Monday, June 16, 2008

Four Powerful Questions


What to Ask Yourself Before You Create Assignments With, or Accept Assignments From, Your Coach:
(especially for those who are working on over-commitment)

1. How will that fit into your schedule?

2. Will you be able to fit that into your schedule and not jeopardize the quality of your experience of working on these issues?

3. How much are you willing to feel that this assignment is a chore?

4. Can you revise and adjust the expectation to complete this task so it fits more naturally in your flow of activities and day-to-day business? How would you do that?

On the Nature of Coaching Assignments


Assignments can be an important component of how I work with my clients. They serve to focus concrete action and energy toward the goals that have been identified and the progress to be made.

Many people have negative associations with the word 'assignment', perhaps left over from academic experiences. In coaching the process of arriving at assigned tasks, or at agreements to engage in focused thinking about actions or life processes between sessions, is quite different from how a school assignment is given, largely because of the lack of judgment that follows the assignments. There is no "grade" given upon completion.

Generally the assignments my clients work on are things they have come up with themselves, or arrive at rather naturally out of areas we discuss during the session. In that way, a client is able to control how much challenge and time the assignments take.
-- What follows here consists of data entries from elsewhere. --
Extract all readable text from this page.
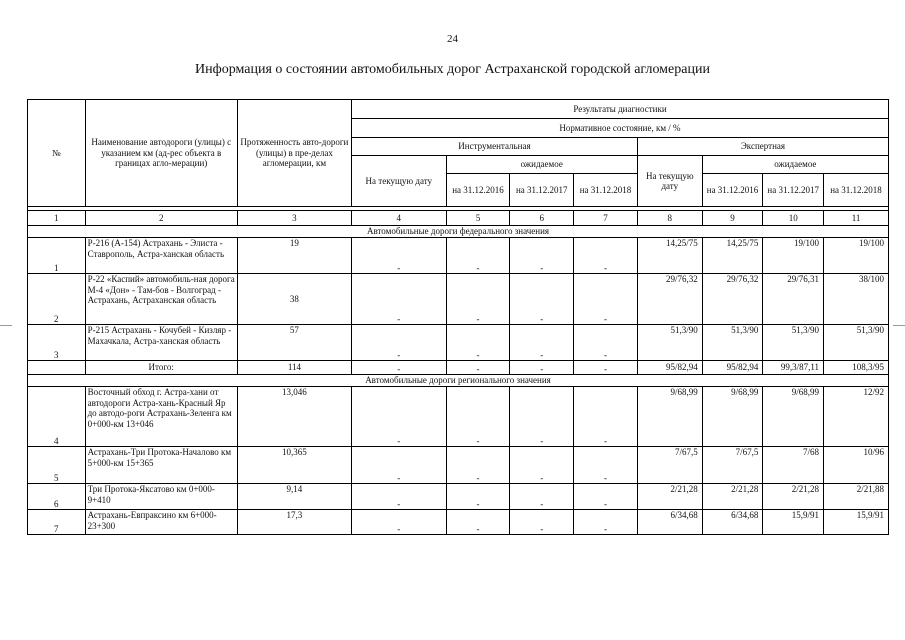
24
Информация о состоянии автомобильных дорог Астраханской городской агломерации
№	Наименование автодороги (улицы) с указанием км (ад-рес объекта в границах агло-мерации)	Протяженность авто-дороги (улицы) в пре-делах агломерации, км	Результаты диагностики							
			Нормативное состояние, км / %							
			Инструментальная				Экспертная			
			На текущую дату	ожидаемое			На текущую дату	ожидаемое		
				на 31.12.2016	на 31.12.2017	на 31.12.2018		на 31.12.2016	на 31.12.2017	на 31.12.2018

1	2	3	4	5	6	7	8	9	10	11
Автомобильные дороги федерального значения										
1	Р-216 (А-154) Астрахань - Элиста - Ставрополь, Астра-ханская область	19	-	-	-	-	14,25/75	14,25/75	19/100	19/100
2	Р-22 «Каспий» автомобиль-ная дорога М-4 «Дон» - Там-бов - Волгоград - Астрахань, Астраханская область	38	-	-	-	-	29/76,32	29/76,32	29/76,31	38/100
3	Р-215 Астрахань - Кочубей - Кизляр - Махачкала, Астра-ханская область	57	-	-	-	-	51,3/90	51,3/90	51,3/90	51,3/90
	Итого:	114	-	-	-	-	95/82,94	95/82,94	99,3/87,11	108,3/95
Автомобильные дороги регионального значения										
4	Восточный обход г. Астра-хани от автодороги Астра-хань-Красный Яр до автодо-роги Астрахань-Зеленга км 0+000-км 13+046	13,046	-	-	-	-	9/68,99	9/68,99	9/68,99	12/92
5	Астрахань-Три Протока-Началово км 5+000-км 15+365	10,365	-	-	-	-	7/67,5	7/67,5	7/68	10/96
6	Три Протока-Яксатово км 0+000-9+410	9,14	-	-	-	-	2/21,28	2/21,28	2/21,28	2/21,88
7	Астрахань-Евпраксино км 6+000-23+300	17,3	-	-	-	-	6/34,68	6/34,68	15,9/91	15,9/91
Two examples might be: "Find time to play with daughter" -or- "Work on 'to do' list for plenary session scheduled for Fall" -or- "Be sure to take time to give yourself positive recognition during the day for each job well done".

The assignments come out of areas in which the client has identified they want to move forward... some are very concrete, others more in the realm of "Over the next two weeks think about..." or "Be aware of such-and-such while you are doing so-and-so and report during next session". The assignments are almost totally up to each client to compose, accept or decline, finish or leave unfinished. They serve to focus energy toward the progress the client identifies he or she wants to make. The client is the judge of their own progress. Assignments can work as a gentle encouragement to push forward with life change. The coach can be seen as an interested party with investment in the client's progress: a person to whom the client is, in gentle and non-judgmental ways, responsible to on a level and to a degree that the client determines.

Also, being unable to complete an assignment, to me, generally says as least as much about the assignment as the person to whom it is assigned... there is no real negative consequence from the coach... and being too busy to complete an assignment is a legitimate comment on the nature of the direction the coaching might take from that point forward... the outcome or lack of completion becomes a part of the conversation and part of a way to continue to work toward the identified goals and progress.